Ivan Krastev est le dirigeant du Centre pour les Stratégies Libérales basé à Sofia et occupe une position de membre à l’Institut Autrichien des Sciences Humaines à Vienne. Il est notamment l’auteur de « Le Destin de l’Europe » (Premier Parallèle, 2017) et, en collaboration avec Stephen Holmes, « Le Moment Illibéral » (Fayard, 2019).
Alors que les élections européennes approchent, quelles sont les principaux dissensions idéologiques en jeu?
Selon ma perspective, la politique européenne se caractérise par une lutte entre deux différentes formes de « rébellion contre l’extinction ». D’un côté, il y a les activistes environnementaux, horrifiés à l’idée que nos mode de vie pourraient anéantir la vie sur la Terre si nous ne les modifions pas de manière radicale.
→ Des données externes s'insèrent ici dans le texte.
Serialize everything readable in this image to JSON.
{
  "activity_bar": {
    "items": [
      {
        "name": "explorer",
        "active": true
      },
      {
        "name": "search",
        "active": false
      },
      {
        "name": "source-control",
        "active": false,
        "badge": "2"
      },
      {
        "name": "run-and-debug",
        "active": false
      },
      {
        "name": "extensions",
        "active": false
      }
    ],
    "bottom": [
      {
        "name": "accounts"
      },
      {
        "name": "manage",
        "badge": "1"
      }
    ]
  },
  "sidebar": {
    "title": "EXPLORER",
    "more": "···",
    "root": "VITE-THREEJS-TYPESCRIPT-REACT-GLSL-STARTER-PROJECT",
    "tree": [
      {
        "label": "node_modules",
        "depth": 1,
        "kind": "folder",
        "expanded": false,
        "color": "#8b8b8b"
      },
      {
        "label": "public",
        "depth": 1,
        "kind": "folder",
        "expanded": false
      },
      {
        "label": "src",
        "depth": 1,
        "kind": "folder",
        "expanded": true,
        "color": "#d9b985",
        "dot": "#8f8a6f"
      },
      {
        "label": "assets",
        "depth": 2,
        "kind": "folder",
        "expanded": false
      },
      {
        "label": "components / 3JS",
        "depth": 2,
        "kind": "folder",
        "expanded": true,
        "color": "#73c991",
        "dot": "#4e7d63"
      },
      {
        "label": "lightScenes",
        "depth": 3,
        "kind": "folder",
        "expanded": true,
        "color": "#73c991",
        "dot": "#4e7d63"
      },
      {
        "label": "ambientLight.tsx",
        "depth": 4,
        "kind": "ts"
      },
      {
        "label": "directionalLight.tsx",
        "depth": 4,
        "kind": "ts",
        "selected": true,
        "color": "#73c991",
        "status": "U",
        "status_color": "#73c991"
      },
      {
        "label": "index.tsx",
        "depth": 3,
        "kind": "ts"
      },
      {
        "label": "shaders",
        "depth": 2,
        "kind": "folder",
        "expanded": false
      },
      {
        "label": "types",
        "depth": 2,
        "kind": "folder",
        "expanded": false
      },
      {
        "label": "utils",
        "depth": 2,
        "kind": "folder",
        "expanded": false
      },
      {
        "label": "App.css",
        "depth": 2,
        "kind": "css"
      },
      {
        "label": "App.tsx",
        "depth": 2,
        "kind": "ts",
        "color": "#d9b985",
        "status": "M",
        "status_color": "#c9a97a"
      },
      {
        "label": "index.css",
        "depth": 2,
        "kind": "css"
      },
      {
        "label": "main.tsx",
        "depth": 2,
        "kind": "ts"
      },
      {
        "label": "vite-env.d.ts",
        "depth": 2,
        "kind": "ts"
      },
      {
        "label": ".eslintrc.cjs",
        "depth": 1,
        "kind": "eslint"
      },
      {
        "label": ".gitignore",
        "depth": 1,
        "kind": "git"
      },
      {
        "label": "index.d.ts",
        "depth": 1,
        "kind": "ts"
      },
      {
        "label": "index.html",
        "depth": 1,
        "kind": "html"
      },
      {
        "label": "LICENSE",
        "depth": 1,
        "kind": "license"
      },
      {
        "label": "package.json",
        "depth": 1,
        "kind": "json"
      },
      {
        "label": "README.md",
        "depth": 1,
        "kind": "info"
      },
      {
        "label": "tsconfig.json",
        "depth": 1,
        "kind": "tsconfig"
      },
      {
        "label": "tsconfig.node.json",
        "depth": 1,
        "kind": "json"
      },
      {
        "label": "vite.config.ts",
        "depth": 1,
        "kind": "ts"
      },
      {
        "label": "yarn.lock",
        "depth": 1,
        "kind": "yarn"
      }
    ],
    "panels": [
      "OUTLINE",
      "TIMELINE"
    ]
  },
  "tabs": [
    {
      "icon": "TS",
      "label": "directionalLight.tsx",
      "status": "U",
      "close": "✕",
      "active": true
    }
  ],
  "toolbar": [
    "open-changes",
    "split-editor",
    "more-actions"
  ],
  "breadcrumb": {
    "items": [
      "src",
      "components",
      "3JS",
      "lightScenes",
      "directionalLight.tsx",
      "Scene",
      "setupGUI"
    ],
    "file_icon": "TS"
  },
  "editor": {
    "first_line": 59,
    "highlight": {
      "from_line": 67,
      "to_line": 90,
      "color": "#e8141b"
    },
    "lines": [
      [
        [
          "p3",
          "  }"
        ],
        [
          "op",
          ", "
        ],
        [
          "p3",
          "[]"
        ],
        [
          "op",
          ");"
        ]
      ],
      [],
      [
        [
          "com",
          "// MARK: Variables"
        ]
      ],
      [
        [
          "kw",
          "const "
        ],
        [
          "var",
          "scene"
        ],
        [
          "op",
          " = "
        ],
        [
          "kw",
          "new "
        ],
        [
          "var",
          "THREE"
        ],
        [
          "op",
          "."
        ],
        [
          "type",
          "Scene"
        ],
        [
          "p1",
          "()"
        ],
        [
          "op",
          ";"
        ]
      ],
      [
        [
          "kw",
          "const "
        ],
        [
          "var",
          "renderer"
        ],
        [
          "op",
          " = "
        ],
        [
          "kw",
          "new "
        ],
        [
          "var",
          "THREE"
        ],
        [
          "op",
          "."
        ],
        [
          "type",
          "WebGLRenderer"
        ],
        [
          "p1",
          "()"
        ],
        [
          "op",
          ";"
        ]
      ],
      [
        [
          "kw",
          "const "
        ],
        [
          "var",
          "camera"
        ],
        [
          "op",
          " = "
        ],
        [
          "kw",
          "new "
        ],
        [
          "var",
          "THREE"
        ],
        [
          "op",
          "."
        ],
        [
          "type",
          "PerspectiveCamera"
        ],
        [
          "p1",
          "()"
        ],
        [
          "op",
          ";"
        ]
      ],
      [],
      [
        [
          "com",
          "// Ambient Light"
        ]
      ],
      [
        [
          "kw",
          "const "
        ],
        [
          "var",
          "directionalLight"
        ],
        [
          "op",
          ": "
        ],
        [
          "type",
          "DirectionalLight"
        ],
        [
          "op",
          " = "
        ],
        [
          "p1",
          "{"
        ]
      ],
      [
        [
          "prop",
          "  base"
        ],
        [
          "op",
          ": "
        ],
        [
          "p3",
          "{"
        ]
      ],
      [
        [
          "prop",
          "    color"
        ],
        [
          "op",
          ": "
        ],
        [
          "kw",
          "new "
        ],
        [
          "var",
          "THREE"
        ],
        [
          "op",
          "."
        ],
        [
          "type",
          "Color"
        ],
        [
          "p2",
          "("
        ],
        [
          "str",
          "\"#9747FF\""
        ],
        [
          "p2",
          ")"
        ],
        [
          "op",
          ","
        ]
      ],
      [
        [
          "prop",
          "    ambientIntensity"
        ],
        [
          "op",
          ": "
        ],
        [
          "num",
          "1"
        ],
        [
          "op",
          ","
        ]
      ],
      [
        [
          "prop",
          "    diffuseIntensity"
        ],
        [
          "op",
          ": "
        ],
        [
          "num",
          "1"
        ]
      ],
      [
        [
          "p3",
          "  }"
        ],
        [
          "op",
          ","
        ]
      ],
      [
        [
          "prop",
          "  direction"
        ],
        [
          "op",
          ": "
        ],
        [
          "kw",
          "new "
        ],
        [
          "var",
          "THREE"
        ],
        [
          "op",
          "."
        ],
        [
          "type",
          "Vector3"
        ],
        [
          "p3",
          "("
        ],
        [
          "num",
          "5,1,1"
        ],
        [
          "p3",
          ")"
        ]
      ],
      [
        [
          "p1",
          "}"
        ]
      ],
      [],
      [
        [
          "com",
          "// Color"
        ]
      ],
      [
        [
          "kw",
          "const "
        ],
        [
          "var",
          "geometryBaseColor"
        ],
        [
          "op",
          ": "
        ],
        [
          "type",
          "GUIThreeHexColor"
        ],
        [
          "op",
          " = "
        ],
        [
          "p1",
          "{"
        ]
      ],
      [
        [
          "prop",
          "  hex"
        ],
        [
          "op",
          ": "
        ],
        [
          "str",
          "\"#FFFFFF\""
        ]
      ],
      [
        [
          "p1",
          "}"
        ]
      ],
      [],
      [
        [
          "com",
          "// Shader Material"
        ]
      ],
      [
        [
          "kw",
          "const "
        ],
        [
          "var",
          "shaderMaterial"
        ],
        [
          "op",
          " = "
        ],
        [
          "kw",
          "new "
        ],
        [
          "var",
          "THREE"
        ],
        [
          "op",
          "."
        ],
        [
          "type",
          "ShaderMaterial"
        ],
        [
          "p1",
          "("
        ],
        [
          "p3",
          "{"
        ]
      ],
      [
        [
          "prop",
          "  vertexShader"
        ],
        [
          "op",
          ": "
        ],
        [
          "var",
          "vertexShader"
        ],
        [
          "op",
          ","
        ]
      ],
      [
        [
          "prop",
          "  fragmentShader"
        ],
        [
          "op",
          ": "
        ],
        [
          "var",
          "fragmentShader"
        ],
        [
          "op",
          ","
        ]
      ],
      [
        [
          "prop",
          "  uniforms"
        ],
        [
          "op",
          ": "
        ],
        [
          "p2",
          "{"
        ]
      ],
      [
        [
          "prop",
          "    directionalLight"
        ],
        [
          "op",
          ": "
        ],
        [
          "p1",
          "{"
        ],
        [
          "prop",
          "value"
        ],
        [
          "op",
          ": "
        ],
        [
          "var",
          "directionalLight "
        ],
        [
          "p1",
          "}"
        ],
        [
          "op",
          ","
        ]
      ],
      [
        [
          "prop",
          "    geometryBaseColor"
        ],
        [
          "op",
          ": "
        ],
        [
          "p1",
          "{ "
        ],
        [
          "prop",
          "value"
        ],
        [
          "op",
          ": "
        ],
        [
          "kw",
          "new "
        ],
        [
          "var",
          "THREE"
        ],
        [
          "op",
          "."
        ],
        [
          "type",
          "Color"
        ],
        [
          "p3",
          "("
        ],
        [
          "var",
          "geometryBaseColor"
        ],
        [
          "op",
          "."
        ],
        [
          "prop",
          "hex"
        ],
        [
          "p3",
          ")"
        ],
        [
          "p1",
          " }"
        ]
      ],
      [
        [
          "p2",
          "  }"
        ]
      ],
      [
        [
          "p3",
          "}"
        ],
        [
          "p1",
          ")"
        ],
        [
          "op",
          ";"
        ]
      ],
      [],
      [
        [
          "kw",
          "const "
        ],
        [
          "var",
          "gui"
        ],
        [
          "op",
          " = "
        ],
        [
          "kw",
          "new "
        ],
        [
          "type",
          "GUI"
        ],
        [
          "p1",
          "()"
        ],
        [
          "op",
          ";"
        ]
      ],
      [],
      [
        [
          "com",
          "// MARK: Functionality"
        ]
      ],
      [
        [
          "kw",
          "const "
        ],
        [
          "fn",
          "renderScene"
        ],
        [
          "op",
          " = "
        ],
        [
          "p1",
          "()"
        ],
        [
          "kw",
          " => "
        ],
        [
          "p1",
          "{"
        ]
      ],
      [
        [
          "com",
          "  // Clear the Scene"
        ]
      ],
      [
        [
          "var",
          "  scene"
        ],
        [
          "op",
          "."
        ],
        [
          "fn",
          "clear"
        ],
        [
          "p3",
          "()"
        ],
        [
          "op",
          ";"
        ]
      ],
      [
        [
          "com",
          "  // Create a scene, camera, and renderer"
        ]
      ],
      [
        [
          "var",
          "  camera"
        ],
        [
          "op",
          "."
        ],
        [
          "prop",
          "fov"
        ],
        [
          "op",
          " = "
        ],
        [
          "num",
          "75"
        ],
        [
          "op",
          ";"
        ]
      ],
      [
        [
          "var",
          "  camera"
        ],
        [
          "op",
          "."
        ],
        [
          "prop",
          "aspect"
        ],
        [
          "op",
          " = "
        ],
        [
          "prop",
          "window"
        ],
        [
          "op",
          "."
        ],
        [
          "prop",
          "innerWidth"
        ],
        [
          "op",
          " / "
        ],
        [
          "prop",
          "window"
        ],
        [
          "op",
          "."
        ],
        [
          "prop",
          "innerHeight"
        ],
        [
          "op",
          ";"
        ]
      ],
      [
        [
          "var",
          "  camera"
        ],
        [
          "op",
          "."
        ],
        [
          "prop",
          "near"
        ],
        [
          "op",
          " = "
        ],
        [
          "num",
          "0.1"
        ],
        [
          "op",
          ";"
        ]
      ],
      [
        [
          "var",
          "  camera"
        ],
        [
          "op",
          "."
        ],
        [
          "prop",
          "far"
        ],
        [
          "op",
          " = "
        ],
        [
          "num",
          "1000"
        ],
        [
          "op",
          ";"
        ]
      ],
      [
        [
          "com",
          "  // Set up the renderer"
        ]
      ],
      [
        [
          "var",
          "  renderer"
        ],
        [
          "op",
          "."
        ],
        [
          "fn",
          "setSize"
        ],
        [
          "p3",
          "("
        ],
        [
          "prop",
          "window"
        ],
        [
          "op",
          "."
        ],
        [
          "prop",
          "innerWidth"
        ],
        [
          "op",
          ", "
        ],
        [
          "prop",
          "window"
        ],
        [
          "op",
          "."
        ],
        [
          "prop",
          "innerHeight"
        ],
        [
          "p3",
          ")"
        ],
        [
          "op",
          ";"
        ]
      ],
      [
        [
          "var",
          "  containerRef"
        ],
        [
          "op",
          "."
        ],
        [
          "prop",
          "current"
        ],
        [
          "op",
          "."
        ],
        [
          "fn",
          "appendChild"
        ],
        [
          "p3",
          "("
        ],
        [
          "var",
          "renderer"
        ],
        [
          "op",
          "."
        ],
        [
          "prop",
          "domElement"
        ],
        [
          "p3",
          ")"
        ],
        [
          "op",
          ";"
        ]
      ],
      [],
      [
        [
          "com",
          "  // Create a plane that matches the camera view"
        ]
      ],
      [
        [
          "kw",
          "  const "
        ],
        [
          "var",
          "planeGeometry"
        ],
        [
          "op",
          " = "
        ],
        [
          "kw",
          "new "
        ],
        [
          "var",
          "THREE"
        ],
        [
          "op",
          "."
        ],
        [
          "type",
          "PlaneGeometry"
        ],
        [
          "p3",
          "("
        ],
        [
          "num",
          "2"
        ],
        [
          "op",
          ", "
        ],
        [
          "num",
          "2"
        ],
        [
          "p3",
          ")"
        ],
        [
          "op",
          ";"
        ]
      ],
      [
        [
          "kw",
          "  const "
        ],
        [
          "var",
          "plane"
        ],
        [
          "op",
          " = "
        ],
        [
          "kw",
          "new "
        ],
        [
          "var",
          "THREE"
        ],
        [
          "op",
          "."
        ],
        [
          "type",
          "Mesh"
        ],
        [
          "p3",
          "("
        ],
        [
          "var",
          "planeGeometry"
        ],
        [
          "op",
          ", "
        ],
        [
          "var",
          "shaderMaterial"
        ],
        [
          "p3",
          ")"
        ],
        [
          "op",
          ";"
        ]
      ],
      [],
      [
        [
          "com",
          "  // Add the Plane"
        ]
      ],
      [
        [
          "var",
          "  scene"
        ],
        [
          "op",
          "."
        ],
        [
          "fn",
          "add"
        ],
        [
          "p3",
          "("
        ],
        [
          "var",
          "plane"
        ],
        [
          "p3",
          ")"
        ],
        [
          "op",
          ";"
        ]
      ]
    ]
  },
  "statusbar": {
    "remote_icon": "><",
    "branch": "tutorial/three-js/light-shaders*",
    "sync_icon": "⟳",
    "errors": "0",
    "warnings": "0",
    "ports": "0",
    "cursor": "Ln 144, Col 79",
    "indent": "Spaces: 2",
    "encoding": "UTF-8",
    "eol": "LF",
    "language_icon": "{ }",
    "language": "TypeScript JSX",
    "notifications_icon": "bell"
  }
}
De l’autre, on trouve la droite convaincue de la théorie du « grand remplacement », qui craint que notre manière de vivre ne disparaisse, sauf si des solutions radicales pour endiguer ce qu’ils perçoivent comme des menaces ne sont pas mises en place.
Nous traversons une période bouleversante. Comme la noté l’écrivain Milan Kundera, « le vertige n’est pas seulement la peur de chuter. C’est l’appel du vide en dessous de nous qui nous fascine et nous attire, l’envie de tomber dont nous nous efforçons par la suite de nous débarrasser avec horreur ».
Ces quinze dernières années ont été marquées par une série de crises qui ont déchiré l’Union Européenne. La crise écologique a forcé les Européens à envisager un monde qui pourrait continuer sans eux. La crise économique a semé le doute : est-ce que leurs enfants auront une vie meilleure que celle de leur génération ? Quant à la crise migratoire, elle a généré une peur identitaire.
La pandémie a mis en évidence les côtés négatifs de la mondialisation, tout en convainquant de nombreux Européens que nous avons atteint une phase autoritaire. La guerre en Ukraine, d’autre part, a brutalement détruit l’illusion que les conflits majeurs étaient inconcevables sur le sol européen et que la sécurité de l’Union européenne était assurée.
Quels sont les éléments qui lient toutes ces crises qui perturbent l’Europe ?
Les cinq crises que j’ai mentionnées ont plusieurs points en commun : elles s’étendent à toute l’Europe ; elles sont perçues comme des menaces à l’existence même ; elles ont une influence notable sur les politiques gouvernementales ; et aucune d’entre elles n’a reçu de réponse adéquate. Comme les spectres de l’époque médiévale, elles reviennent sans cesse ou ne disparaissent jamais vraiment : La crise financière mondiale de 2009-2010 a refait surface avec l’inflation de 2022-2023 ; le nombre de migrants en situation irrégulière reste élevé. L’annexion de la Crimée par la Russie en 2014 a conduit à l’invasion de l’Ukraine par cette même Russie en 2022, une guerre totale instaurée par Vladimir Poutine.